Exemplo de organização muçulmana é a CAIR, que foi fundado nos EUA, apresentando-se seus membros inicialmente como muçulmanos moderados que lutam por direitos civis ligados aos interesses muçulmanos nos EUA, mas que quando fincam raízes, começam a deixar, por inevitável, transparecer suas ligações com o terrorismo islâmico, estando a CAIR, segundo investigações, envolvido com o financiamento do terrorismo nos EUA, como também já ficou comprovado que essa entidade tem por um de seus papéis, silenciar muçulmanos que ousam discursar contra seus objetivos por considera-los apostatas ou não cumpridores do Alcorão e dos Hadith, silenciamento esse que também é exercido contra não muçulmanos através de ações judiciais e ações mais violentas ou intimidadoras exercidas diretamente por seus membros junto às pessoas, sendo o mais comum a repressão de mulheres muçulmanas que vem a público reclamar e denunciar o tratamento inumano que lhes é dispensado em razão dos preceitos islâmicos.
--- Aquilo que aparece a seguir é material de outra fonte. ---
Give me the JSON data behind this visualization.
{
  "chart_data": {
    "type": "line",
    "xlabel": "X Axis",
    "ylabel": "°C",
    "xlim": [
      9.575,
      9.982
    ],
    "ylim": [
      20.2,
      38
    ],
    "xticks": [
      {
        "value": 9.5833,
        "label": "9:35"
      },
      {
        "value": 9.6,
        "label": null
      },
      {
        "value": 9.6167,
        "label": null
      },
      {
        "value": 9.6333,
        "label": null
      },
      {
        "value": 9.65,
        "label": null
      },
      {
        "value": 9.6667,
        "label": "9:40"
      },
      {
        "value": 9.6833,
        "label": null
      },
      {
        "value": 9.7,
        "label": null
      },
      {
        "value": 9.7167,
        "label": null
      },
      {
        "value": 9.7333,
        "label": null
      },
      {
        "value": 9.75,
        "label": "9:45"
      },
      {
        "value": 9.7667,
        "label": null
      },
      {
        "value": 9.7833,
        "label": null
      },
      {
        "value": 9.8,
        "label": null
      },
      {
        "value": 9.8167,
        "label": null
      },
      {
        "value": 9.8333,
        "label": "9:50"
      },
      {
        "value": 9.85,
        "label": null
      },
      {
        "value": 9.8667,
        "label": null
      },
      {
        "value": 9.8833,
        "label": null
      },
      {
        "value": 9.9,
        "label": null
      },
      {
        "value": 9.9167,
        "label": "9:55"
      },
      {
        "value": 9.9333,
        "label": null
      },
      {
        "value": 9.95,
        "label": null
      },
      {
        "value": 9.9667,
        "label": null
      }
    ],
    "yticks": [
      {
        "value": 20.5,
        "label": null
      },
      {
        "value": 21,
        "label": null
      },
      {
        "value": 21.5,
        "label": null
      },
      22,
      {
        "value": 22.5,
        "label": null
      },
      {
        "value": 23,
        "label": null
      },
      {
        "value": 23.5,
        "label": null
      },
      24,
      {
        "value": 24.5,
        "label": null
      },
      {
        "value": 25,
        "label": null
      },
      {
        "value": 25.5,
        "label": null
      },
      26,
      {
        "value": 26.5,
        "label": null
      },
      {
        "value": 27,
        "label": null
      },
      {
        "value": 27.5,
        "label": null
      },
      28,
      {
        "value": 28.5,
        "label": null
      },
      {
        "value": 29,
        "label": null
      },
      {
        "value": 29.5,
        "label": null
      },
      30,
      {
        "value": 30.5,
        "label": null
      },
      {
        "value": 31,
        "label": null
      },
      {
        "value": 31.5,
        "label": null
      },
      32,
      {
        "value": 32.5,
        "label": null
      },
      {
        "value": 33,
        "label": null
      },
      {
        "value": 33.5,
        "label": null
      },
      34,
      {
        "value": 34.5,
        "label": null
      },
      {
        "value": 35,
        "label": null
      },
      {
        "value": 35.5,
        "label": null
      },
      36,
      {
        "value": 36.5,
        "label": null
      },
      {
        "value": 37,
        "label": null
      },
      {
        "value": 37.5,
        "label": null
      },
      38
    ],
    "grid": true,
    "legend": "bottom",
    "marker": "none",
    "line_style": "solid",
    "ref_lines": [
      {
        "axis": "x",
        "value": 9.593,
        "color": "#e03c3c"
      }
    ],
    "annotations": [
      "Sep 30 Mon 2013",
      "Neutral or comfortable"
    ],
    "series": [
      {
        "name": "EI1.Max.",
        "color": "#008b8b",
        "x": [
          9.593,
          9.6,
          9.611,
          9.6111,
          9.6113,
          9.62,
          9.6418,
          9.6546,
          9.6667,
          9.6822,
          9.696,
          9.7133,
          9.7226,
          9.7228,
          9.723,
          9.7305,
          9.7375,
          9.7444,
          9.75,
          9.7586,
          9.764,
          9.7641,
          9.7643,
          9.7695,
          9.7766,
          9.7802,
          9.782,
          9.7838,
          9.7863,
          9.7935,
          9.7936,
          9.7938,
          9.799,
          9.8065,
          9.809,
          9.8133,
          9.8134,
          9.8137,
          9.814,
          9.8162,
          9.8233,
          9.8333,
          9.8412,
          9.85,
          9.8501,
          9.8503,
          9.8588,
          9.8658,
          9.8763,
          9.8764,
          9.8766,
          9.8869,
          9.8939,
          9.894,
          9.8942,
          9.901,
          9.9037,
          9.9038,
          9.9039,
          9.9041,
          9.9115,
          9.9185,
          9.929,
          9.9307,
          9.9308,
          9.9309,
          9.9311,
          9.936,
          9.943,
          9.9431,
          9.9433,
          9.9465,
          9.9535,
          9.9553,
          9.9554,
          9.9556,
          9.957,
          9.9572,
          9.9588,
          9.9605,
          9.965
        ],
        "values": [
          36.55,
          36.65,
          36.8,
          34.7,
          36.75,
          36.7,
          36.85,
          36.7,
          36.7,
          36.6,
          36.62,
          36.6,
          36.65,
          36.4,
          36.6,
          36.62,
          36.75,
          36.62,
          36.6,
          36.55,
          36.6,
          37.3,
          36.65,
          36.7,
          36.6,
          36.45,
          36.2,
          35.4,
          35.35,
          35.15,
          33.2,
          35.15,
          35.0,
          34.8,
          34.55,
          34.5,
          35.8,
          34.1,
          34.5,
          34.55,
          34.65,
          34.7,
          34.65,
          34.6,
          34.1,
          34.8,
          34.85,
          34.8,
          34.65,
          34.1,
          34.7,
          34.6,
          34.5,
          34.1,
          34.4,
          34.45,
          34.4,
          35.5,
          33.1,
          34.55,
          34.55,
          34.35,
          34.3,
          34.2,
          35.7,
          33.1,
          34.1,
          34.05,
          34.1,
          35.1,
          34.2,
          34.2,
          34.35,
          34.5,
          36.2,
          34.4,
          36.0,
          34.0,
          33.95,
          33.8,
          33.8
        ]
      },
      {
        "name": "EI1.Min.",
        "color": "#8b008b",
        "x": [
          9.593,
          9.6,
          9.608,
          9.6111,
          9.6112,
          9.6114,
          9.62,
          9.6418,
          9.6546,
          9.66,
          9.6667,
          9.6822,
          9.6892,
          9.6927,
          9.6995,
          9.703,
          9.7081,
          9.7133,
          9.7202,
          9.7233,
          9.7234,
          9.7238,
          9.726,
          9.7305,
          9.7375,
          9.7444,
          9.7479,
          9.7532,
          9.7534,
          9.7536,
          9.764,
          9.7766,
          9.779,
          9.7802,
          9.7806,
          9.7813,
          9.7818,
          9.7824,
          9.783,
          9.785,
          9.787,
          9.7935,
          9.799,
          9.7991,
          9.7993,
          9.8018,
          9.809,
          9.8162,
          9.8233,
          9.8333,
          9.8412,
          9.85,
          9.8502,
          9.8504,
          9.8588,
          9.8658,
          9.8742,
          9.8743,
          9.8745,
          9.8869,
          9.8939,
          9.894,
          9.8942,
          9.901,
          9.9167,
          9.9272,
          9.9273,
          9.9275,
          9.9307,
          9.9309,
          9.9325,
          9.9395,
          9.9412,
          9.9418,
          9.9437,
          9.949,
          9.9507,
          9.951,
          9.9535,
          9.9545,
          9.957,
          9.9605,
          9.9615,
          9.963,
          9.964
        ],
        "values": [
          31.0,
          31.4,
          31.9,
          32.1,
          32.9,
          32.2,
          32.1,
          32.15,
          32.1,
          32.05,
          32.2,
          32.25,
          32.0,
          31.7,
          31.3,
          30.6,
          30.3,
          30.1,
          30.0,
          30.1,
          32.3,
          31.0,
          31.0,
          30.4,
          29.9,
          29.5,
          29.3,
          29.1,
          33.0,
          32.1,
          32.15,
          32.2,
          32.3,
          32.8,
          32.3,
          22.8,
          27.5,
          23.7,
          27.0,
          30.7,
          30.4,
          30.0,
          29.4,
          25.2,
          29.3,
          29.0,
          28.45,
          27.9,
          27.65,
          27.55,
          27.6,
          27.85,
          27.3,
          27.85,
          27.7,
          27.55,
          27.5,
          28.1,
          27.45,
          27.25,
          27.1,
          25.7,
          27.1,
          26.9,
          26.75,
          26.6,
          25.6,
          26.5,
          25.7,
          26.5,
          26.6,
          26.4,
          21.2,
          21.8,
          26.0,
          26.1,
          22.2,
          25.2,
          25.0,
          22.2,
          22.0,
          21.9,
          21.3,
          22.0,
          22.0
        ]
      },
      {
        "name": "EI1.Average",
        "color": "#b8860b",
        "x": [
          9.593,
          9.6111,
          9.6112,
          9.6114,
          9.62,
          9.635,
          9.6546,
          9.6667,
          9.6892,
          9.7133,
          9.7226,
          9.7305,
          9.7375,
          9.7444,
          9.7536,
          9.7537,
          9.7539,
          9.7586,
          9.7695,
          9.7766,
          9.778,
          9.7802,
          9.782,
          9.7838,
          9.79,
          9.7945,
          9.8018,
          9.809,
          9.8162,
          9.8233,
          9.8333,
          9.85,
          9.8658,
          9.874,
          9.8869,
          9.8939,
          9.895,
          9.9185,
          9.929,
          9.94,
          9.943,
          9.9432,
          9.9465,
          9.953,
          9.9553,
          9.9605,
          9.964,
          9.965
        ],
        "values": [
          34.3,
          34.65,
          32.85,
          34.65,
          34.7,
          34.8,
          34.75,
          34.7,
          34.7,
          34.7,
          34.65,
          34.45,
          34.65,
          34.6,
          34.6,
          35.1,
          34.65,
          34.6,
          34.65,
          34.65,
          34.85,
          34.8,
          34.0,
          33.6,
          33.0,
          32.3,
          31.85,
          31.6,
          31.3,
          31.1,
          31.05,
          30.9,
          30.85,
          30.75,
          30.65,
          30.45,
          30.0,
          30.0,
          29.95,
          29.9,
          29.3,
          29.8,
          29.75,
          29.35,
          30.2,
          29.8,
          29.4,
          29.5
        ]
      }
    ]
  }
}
Já o terceiro círculo é o maior e mais numeroso, composto pelos muçulmanos fundamentalistas, cujo estudo e pesquisa realizado pela entidade Pew Research Center, constatou que, entre 79% e 86%, acreditam que aqueles que deixam a fé muçulmana devem ser executados, chegando-se a concluir que se se pegar a média de todos os muçulmanos entrevistados no mundo a esse respeito, o resultado é no sentido de que representam 27%, que corresponde a 237 milhões de muçulmanos que apoiam que apostatas devem ser executados.
Outro dado da pesquisa revela que 39% dos muçulmanos dos países pesquisados, aceitam que o assassinato por honra é uma punição justificada para as mulheres que tenham feito sexo antes ou fora do casamento, sendo que, o percentual de 39% equivale a 345 milhões de muçulmanos.

No que diz respeito ao terrorismo e a jihad, a pesquisa revelou que muçulmanos de países ocidentais entre 18 e 29 anos, sendo 42% de muçulmanos da França, 35% de muçulmanos britânicos e 26% de muçulmanos dos EUA, aceitam explosões suicidas contra não muçulmanos sob a afirmação de que são justificadas ou justificáveis.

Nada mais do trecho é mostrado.